Who in their right mind would want to blow up a hospital?

            “Close it down, blow it up – what’s the difference?”

            Billy Karlsson needs to get real. Literally. A hospital porter with a sideline in euthanasia, Billy is a character trapped in the purgatory of an abandoned novel. Deranged by logic, driven beyond sanity, Billy makes his final stand: if killing old people won’t cut the mustard, the whole hospital will have to go up in flames.

            Only his creator can stop him now, the author who abandoned Billy to his half-life limbo, in which Billy schemes to do whatever it takes to get himself published, or be damned . . .

“ABSOLUTE ZERO COOL is unlike anything else you’ll read this year … Laugh-out-loud funny … This is writing at its dazzling, cleverest zenith. Think John Fowles, via Paul Auster and Rolling Stone … a feat of extraordinary alchemy.” – Ken Bruen, author of AMERICAN SKIN

“Stop waiting for Godot – he’s here. Declan Burke takes the existential dilemma of characters writing themselves and turns it on its ear, and then some. He gives it body and soul … an Irish soul.” – Reed Farrel Coleman, author of EMPTY EVER AFTER

Here is my own review of Declan Burke’s wonderfully amusing debut novel The Big O:

Over the holiday period I read Declan Burke’s novel The Big O.
Frank a crap plastic surgeon has problems, with an ex wife, twin daughters, and the medical ethics committee, all on his back. His golf is not too good either.
He decides to arrange the kidnapping of his ex wife Madge, in an insurance scam, and pocket the ransom money less the kidnappers’ fee.
Frank’s receptionist Karen moonlights sticking up gas stations, and during one of these stick- ups meets hunky Ray, a decorator, who happens to be also the designated kidnapper of Madge. Madge and Karen are friends and Karen’s ex boyfriend Rossi Francis Assisi Callaghan is just out of the slammer and is looking for Karen, his 44, his Ducatti and his stash.
Frank is then mugged by Rossi and cop Stephanie Doyle enters the scene and develops a thing for Ray.
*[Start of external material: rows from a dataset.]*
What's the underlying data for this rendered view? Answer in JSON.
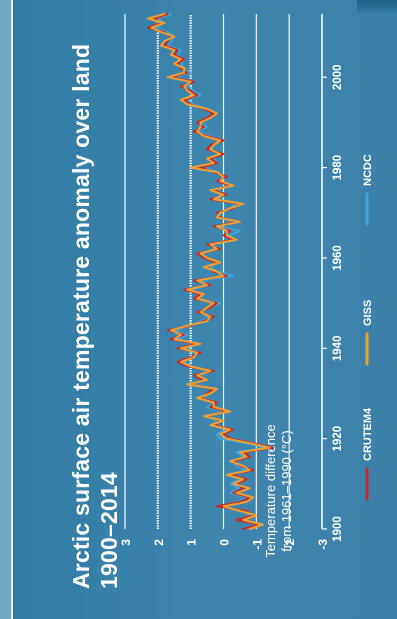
{
  "chart_data": {
    "type": "line",
    "title": "Arctic surface air temperature anomaly over land",
    "subtitle": "1900–2014",
    "ylabel_line1": "Temperature difference",
    "ylabel_line2": "from 1961–1990 (°C)",
    "xlabel": "",
    "xlim": [
      1900,
      2014
    ],
    "ylim": [
      -3,
      3
    ],
    "x_ticks": [
      1900,
      1920,
      1940,
      1960,
      1980,
      2000
    ],
    "y_ticks": [
      -3,
      -2,
      -1,
      0,
      1,
      2,
      3
    ],
    "grid": true,
    "legend_position": "bottom",
    "series": [
      {
        "name": "CRUTEM4",
        "color": "#c8282a",
        "x": [
          1900,
          1901,
          1902,
          1903,
          1904,
          1905,
          1906,
          1907,
          1908,
          1909,
          1910,
          1911,
          1912,
          1913,
          1914,
          1915,
          1916,
          1917,
          1918,
          1919,
          1920,
          1921,
          1922,
          1923,
          1924,
          1925,
          1926,
          1927,
          1928,
          1929,
          1930,
          1931,
          1932,
          1933,
          1934,
          1935,
          1936,
          1937,
          1938,
          1939,
          1940,
          1941,
          1942,
          1943,
          1944,
          1945,
          1946,
          1947,
          1948,
          1949,
          1950,
          1951,
          1952,
          1953,
          1954,
          1955,
          1956,
          1957,
          1958,
          1959,
          1960,
          1961,
          1962,
          1963,
          1964,
          1965,
          1966,
          1967,
          1968,
          1969,
          1970,
          1971,
          1972,
          1973,
          1974,
          1975,
          1976,
          1977,
          1978,
          1979,
          1980,
          1981,
          1982,
          1983,
          1984,
          1985,
          1986,
          1987,
          1988,
          1989,
          1990,
          1991,
          1992,
          1993,
          1994,
          1995,
          1996,
          1997,
          1998,
          1999,
          2000,
          2001,
          2002,
          2003,
          2004,
          2005,
          2006,
          2007,
          2008,
          2009,
          2010,
          2011,
          2012,
          2013,
          2014
        ],
        "y": [
          -0.6,
          -1.1,
          -0.4,
          -0.9,
          -0.7,
          0.2,
          -0.5,
          -0.8,
          -0.3,
          -0.6,
          -0.4,
          -0.7,
          -0.2,
          -0.9,
          -0.5,
          -0.3,
          -0.8,
          -0.6,
          -1.5,
          -0.9,
          -0.2,
          0.0,
          -0.3,
          0.3,
          0.1,
          0.5,
          -0.1,
          0.4,
          0.2,
          0.7,
          0.5,
          0.3,
          1.0,
          0.6,
          0.9,
          0.3,
          1.1,
          1.4,
          1.0,
          0.7,
          1.4,
          0.8,
          1.6,
          1.2,
          1.7,
          1.0,
          0.6,
          0.3,
          0.8,
          0.4,
          0.2,
          0.9,
          0.7,
          1.2,
          0.4,
          0.9,
          -0.1,
          0.3,
          0.5,
          0.2,
          0.6,
          0.8,
          0.1,
          0.5,
          -0.3,
          0.0,
          -0.2,
          0.3,
          -0.4,
          0.1,
          0.2,
          -0.3,
          -0.5,
          0.4,
          -0.1,
          0.3,
          -0.2,
          0.2,
          -0.1,
          0.3,
          0.7,
          0.2,
          0.4,
          0.0,
          0.5,
          0.4,
          0.0,
          0.5,
          0.9,
          0.6,
          0.8,
          0.5,
          0.3,
          0.6,
          1.0,
          1.2,
          0.8,
          1.0,
          1.3,
          0.9,
          1.6,
          1.1,
          1.3,
          1.4,
          1.2,
          1.5,
          1.4,
          1.8,
          1.7,
          1.6,
          1.8,
          2.3,
          1.9,
          2.1,
          1.7
        ]
      },
      {
        "name": "GISS",
        "color": "#f0a030",
        "x": [
          1900,
          1901,
          1902,
          1903,
          1904,
          1905,
          1906,
          1907,
          1908,
          1909,
          1910,
          1911,
          1912,
          1913,
          1914,
          1915,
          1916,
          1917,
          1918,
          1919,
          1920,
          1921,
          1922,
          1923,
          1924,
          1925,
          1926,
          1927,
          1928,
          1929,
          1930,
          1931,
          1932,
          1933,
          1934,
          1935,
          1936,
          1937,
          1938,
          1939,
          1940,
          1941,
          1942,
          1943,
          1944,
          1945,
          1946,
          1947,
          1948,
          1949,
          1950,
          1951,
          1952,
          1953,
          1954,
          1955,
          1956,
          1957,
          1958,
          1959,
          1960,
          1961,
          1962,
          1963,
          1964,
          1965,
          1966,
          1967,
          1968,
          1969,
          1970,
          1971,
          1972,
          1973,
          1974,
          1975,
          1976,
          1977,
          1978,
          1979,
          1980,
          1981,
          1982,
          1983,
          1984,
          1985,
          1986,
          1987,
          1988,
          1989,
          1990,
          1991,
          1992,
          1993,
          1994,
          1995,
          1996,
          1997,
          1998,
          1999,
          2000,
          2001,
          2002,
          2003,
          2004,
          2005,
          2006,
          2007,
          2008,
          2009,
          2010,
          2011,
          2012,
          2013,
          2014
        ],
        "y": [
          -0.8,
          -1.2,
          -0.6,
          -1.0,
          -0.5,
          0.0,
          -0.7,
          -0.9,
          -0.4,
          -0.8,
          -0.3,
          -0.6,
          -0.1,
          -0.8,
          -0.6,
          -0.2,
          -0.7,
          -0.5,
          -1.4,
          -0.8,
          -0.1,
          0.1,
          -0.2,
          0.4,
          0.0,
          0.6,
          -0.2,
          0.3,
          0.3,
          0.8,
          0.4,
          0.2,
          1.1,
          0.5,
          0.8,
          0.4,
          1.0,
          1.3,
          0.9,
          0.8,
          1.3,
          0.7,
          1.5,
          1.3,
          1.6,
          1.1,
          0.5,
          0.4,
          0.7,
          0.5,
          0.3,
          0.8,
          0.6,
          1.1,
          0.5,
          0.8,
          0.0,
          0.2,
          0.6,
          0.1,
          0.5,
          0.7,
          0.2,
          0.4,
          -0.4,
          -0.1,
          -0.1,
          0.2,
          -0.5,
          0.2,
          0.1,
          -0.2,
          -0.6,
          0.3,
          0.0,
          0.4,
          -0.3,
          0.1,
          0.0,
          0.2,
          1.0,
          0.3,
          0.5,
          0.1,
          0.4,
          0.3,
          0.1,
          0.6,
          0.8,
          0.7,
          0.7,
          0.4,
          0.2,
          0.5,
          1.1,
          1.3,
          0.9,
          1.1,
          1.2,
          1.0,
          1.7,
          1.2,
          1.2,
          1.5,
          1.3,
          1.6,
          1.5,
          1.9,
          1.8,
          1.5,
          1.9,
          2.2,
          1.8,
          2.3,
          1.8
        ]
      },
      {
        "name": "NCDC",
        "color": "#3ba6e0",
        "x": [
          1900,
          1901,
          1902,
          1903,
          1904,
          1905,
          1906,
          1907,
          1908,
          1909,
          1910,
          1911,
          1912,
          1913,
          1914,
          1915,
          1916,
          1917,
          1918,
          1919,
          1920,
          1921,
          1922,
          1923,
          1924,
          1925,
          1926,
          1927,
          1928,
          1929,
          1930,
          1931,
          1932,
          1933,
          1934,
          1935,
          1936,
          1937,
          1938,
          1939,
          1940,
          1941,
          1942,
          1943,
          1944,
          1945,
          1946,
          1947,
          1948,
          1949,
          1950,
          1951,
          1952,
          1953,
          1954,
          1955,
          1956,
          1957,
          1958,
          1959,
          1960,
          1961,
          1962,
          1963,
          1964,
          1965,
          1966,
          1967,
          1968,
          1969,
          1970,
          1971,
          1972,
          1973,
          1974,
          1975,
          1976,
          1977,
          1978,
          1979,
          1980,
          1981,
          1982,
          1983,
          1984,
          1985,
          1986,
          1987,
          1988,
          1989,
          1990,
          1991,
          1992,
          1993,
          1994,
          1995,
          1996,
          1997,
          1998,
          1999,
          2000,
          2001,
          2002,
          2003,
          2004,
          2005,
          2006,
          2007,
          2008,
          2009,
          2010,
          2011,
          2012,
          2013,
          2014
        ],
        "y": [
          -0.7,
          -1.0,
          -0.5,
          -0.8,
          -0.6,
          0.1,
          -0.4,
          -0.7,
          -0.2,
          -0.5,
          -0.2,
          -0.5,
          -0.1,
          -0.7,
          -0.4,
          -0.3,
          -0.6,
          -0.4,
          -1.3,
          -0.7,
          0.1,
          0.2,
          -0.1,
          0.3,
          0.2,
          0.5,
          0.0,
          0.5,
          0.2,
          0.6,
          0.5,
          0.3,
          0.9,
          0.6,
          0.8,
          0.3,
          1.0,
          1.2,
          1.0,
          0.7,
          1.2,
          0.8,
          1.4,
          1.1,
          1.5,
          1.0,
          0.7,
          0.4,
          0.8,
          0.4,
          0.1,
          0.8,
          0.7,
          1.0,
          0.4,
          0.7,
          -0.3,
          0.2,
          0.4,
          0.2,
          0.5,
          0.7,
          0.1,
          0.4,
          -0.2,
          -0.2,
          -0.5,
          0.2,
          -0.3,
          0.1,
          0.1,
          -0.2,
          -0.4,
          0.2,
          -0.1,
          0.2,
          -0.1,
          0.1,
          0.0,
          0.2,
          0.6,
          0.2,
          0.3,
          0.1,
          0.4,
          0.3,
          0.0,
          0.4,
          0.8,
          0.5,
          0.7,
          0.4,
          0.3,
          0.5,
          0.9,
          1.1,
          0.7,
          0.9,
          1.2,
          0.9,
          1.5,
          1.0,
          1.2,
          1.3,
          1.2,
          1.4,
          1.3,
          1.7,
          1.6,
          1.5,
          1.7,
          2.1,
          1.8,
          2.0,
          1.6
        ]
      }
    ]
  },
  "colors": {
    "background": "#3a7fa6",
    "text": "#ffffff",
    "gridline": "#ffffff",
    "axis": "#ffffff"
  }
}
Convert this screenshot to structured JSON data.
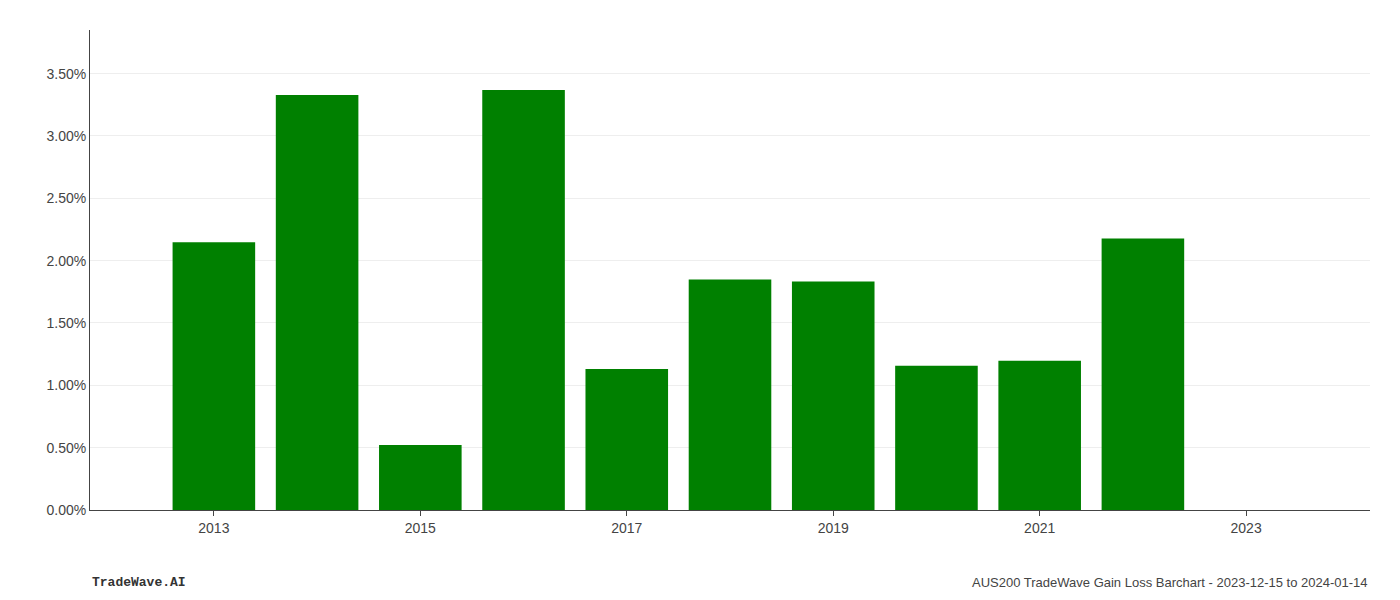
{
  "chart_data": {
    "type": "bar",
    "x": [
      2013,
      2014,
      2015,
      2016,
      2017,
      2018,
      2019,
      2020,
      2021,
      2022,
      2023
    ],
    "values": [
      0.02148,
      0.03328,
      0.00522,
      0.03368,
      0.0113,
      0.01848,
      0.01832,
      0.01158,
      0.01198,
      0.02178,
      0.0
    ],
    "color": "#008000",
    "xlim": [
      2011.8,
      2024.2
    ],
    "xticks": [
      2013,
      2015,
      2017,
      2019,
      2021,
      2023
    ],
    "ylim": [
      0,
      0.0385
    ],
    "yticks": [
      {
        "value": 0.0,
        "label": "0.00%"
      },
      {
        "value": 0.005,
        "label": "0.50%"
      },
      {
        "value": 0.01,
        "label": "1.00%"
      },
      {
        "value": 0.015,
        "label": "1.50%"
      },
      {
        "value": 0.02,
        "label": "2.00%"
      },
      {
        "value": 0.025,
        "label": "2.50%"
      },
      {
        "value": 0.03,
        "label": "3.00%"
      },
      {
        "value": 0.035,
        "label": "3.50%"
      }
    ],
    "grid": true,
    "annotations": [
      "TradeWave.AI",
      "AUS200 TradeWave Gain Loss Barchart - 2023-12-15 to 2024-01-14"
    ]
  }
}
Then Doug, Frank’s insurance broker,who is sleeping with Madge gets in the way of a golf ball hit by Frank…….
Confused no way, and I haven’t even introduced Anna yet.
Rossi’s partner in crime is called Sleeps because he suffers from narcolepsy, but I can guarantee you won’t fall asleep reading The Big O.
This book is a blunt, rude, crude, politically incorrect, raucus, rumbustious, rollicking, romp of a crime caper novel. The characters are larger than life and the action is convoluted and non-stop. I certainly admire the chutzpah of Declan in writing this, because among all the other stuff….
“He actually said he’d staple your tits together?”….Doyle thinking how they’d need to be big staples,…..
there is a lot of wit and wisdom.
That was when it finally dawned on him: it’s not the way a woman looks, it’s the way she looks at you.
And other gems:
“And you’ve trained for this? Done courses and shit?”
“Believe it. At the university of fucking hard knocks.”
“So you’re not actually, y’know, qualified.”……..
“See, this is the beauty of it,” Rossi said. “Know what kind of qualifications you need to start a charity?”
The Big O is a loveable rogue of a novel and while it is not literature you will have a lot more fun reading it than some labyrinthine incomprehensible Booker prize winner.